Once, my car broke down on the road from Kilmeaden at something like eight-thirty at night. One minute I was driving through the night: smoking furiously and singing along to the Kings of Leon, probably- the next moment everything was pitch black and the dank country swirled bleakly in my ears. Apparently, something moved on the battery and the car just died, cutting out instantly and trickling to a stop in a ditch. That's all very well and good, and I'm glad we all know the mechanics of the situation, but at the time, as my breath froze and darkness slammed into my eyes, I quite calmly responded by putting my fingers to my throat to check for my pulse. Yes; when faced with sudden unanswerable quandaries and shifts in my surroundings, I just assume: why yes, I am dead. That is the only logical answer.
Today, powered only by the shameful thrust of my hangover and litres of toothpaste, I half slumped, half drifted through the day, surrounded by goons and fools, badgering me about the various hundred things wrong with their library experience. For a solid hour, I walked around twenty-five PCs and typed the same password in to them all repeatedly. Futile you may say, and I'd have to agree with you. The public saw it differently though and insisted I keep trying to establish a relationship with the non-responsive Internet. 'But why is it broken?' they sputtered annoyingly, as if I knew the answer. To anything. Ever.
Let me tell you straight off: on a recce of personal days of excellence, today was a write-off.
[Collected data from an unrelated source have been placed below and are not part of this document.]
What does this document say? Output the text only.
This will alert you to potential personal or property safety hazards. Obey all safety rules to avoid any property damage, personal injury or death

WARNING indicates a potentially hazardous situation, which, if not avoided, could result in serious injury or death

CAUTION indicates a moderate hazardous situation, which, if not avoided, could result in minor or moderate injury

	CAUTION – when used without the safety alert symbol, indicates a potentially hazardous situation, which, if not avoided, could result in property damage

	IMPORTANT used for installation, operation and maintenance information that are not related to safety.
I rocked and I rolled, pointing out the fabulous signage (created by yours truly) explaining the fuck-up in the whole Internet exchange, and finding bizarre, non-existent books without laughing('Pictures of houses of Georgian style, but not actual Georgian houses that were built in a Georgian era nor actual pictures, per say, just an idea because I want to draw my daughter a picture. No no, that will not do: do you not have a book on 'So you want to draw your daughter a picture...?' No??') while still pretending to care about the needs of others. I know. Sometimes I exhaust myself with my selflessness. But the stress! I can't tell you. It was horrendous. I was LITERALLY counting the hours until I could have a vodka. So there I was, serving the public and then... Then- all outta nowhere- a plaintive violin starts up from beneath me and suddenly FLASH FLASH FLASH
Did you feel death over your pale shoulder near the end of the last paragraph? Because, by God, I did. 'Woah', I said to Yvonne, who chose that time to wander the room: I placed my hands palm down on the desk and looked about wildly. 'Did you see that too or did the world just end?'
Yvonne stopped dead and stared at me. She looked at the ceiling, quite seriously. Then she considered the walls, the floor, the windows. 'No' she said, vehemently. 'No, I don't think so.' I checked my pulse, quite seriously. 'Nah,' I said, 'I think we're okay for now.'
Holy cow, but. Turns out it was an exhibition launch two floors down. The plaintive sawing of death was actually the sound of a pretentious pre-exhibition strum; the flashing lights merely the lights of our esteemed local press taking rabid photos.
All the same, I think you can understand why I was perturbed.